Tom Lee (John Kerr) is an outsider at an all-boys prep school. He prefers theater and music to football and skirt-chasing; his classmates mock him as "Sister Boy." His rough housemaster Bill Reynolds (Leif Erickson) and domineering father (Edward Andrews) extend Tom little sympathy. Tom finds a kindred spirit in Laura Reynolds (Deborah Kerr), Laura's wife who resents Bill's bullying machismo. But Laura's efforts to encourage Tom seem only to exacerbate things.
Tea and Sympathy is usually labeled a "gay film" but that's misleading. Not only gays question their masculinity, and being straight doesn't spare "sensitive" guys from bullying. Nonetheless, the play makes homophobia its central issue: Tom's compromising action isn't knitting but swimming naked with an older man; Bill's shown wrestling with his own insecurities, something the film downplays. Ten years after Crossfire, which swapped homophobia for antisemitism, Hollywood still wouldn't tackle gay-bashing.
Censorship aside, Tom conforms to the classic Hollywood deviant. He's subjected to cruel taunts by fellow students; even his friendly roommate (Darryl Hickman) mocks his "funny" walk. When Dad finds he's playing a woman on-stage, he ruthlessly browbeats Tom into quitting. Yet trying to conform makes things worse; he breaks down resigning his part, while dating the local tart (Norma Craine) drives him to despair. In Classic Hollywood, gays are either decadent villains or tortured neurotics. Thus with Tom, whose agonized breakdown evokes pity rather than understanding.
That's what makes Tea and Sympathy frustrating. Like The Children's Hour, it's less pro-tolerance than anti-gossip: Tom's classmates are wrong for accusing him, not for hating gays. In this it's a relic of its time, but undercuts Tom's character development. He reclaims his manhood not by asserting his straightness and flipping off the jocks, but by sleeping with an older woman. The "modern-day" framing device muddies things still further. Why raise this touchy subject if you won't deal with it?
Minelli's high-toned direction contrasts its unpleasant story with immaculate photography and set design. At times Tea resembles Douglas Sirk's melodramas, using unreal beauty to expose middle-class hypocrisy. John Alton's confectionary cinematography reaches its peak in Tom and Laura's final meeting, an idyll given near-religious staging. (Certainly Alton flatters Deborah Kerr as much as Michael Powell ever did.) Dramatic flaws aside, Tea's relentlessly beautiful.

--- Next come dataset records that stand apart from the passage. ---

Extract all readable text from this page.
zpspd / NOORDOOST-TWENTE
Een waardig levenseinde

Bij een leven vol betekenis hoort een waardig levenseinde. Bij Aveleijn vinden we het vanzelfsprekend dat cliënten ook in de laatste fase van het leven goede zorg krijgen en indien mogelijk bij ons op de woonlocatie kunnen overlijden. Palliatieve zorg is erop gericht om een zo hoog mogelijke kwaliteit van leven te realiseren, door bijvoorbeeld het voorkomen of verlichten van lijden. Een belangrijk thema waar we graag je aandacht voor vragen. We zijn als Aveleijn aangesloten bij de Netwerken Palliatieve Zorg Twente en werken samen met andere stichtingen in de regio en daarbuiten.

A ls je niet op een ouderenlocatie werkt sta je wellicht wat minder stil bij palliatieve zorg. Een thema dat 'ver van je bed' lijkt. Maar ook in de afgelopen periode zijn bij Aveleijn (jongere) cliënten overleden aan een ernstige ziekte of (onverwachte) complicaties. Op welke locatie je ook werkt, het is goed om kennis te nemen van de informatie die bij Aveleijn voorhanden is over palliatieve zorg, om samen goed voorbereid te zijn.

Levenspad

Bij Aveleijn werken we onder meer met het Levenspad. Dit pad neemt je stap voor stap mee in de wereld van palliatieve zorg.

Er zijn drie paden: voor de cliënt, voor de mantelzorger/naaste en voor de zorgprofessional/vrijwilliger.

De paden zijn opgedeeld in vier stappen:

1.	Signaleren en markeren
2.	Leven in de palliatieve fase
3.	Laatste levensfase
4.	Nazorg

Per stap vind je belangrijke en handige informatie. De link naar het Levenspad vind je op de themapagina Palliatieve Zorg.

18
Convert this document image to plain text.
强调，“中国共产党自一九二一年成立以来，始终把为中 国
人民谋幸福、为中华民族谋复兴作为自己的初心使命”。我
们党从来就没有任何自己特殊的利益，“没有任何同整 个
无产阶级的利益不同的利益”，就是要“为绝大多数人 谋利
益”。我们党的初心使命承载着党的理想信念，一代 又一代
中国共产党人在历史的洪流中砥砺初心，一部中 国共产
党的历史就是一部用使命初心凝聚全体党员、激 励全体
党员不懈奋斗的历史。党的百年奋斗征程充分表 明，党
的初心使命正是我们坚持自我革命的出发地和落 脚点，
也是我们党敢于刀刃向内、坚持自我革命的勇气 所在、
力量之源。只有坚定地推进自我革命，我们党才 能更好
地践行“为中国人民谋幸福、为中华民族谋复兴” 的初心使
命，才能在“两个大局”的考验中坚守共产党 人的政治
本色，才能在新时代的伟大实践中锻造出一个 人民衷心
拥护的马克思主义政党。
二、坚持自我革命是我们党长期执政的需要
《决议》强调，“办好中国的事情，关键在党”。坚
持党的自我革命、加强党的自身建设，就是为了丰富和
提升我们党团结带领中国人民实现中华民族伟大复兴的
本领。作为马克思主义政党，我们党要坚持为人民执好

Deborah Kerr provides a sensitive, dignified performance. She conveys repressed anguish and unrealized warmth, making Laura a portrait in repression. John Kerr is unfortunately uneven, effective in emotional moments but less convincing in more banal scenes. Leif Erickson (On the Waterfront) gives Bill enough complexity to avoid being a stereotype; Edward Andrews (Summertime) is the classic disapproving dad. Among Tom's classmates are Darryl Hickman, Dean Jones and Billy Jack himself, Tom Laughlin.
Vito Russo sardonically pegs Tea and Sympathy's moral as "be kind to shy heterosexuals." Given how '50s Hollywood handled racism and juvenile delinquency, it's unsurprising they punted on homosexuality. Tea and Sympathy is a decent melodrama that can't help feeling compromised.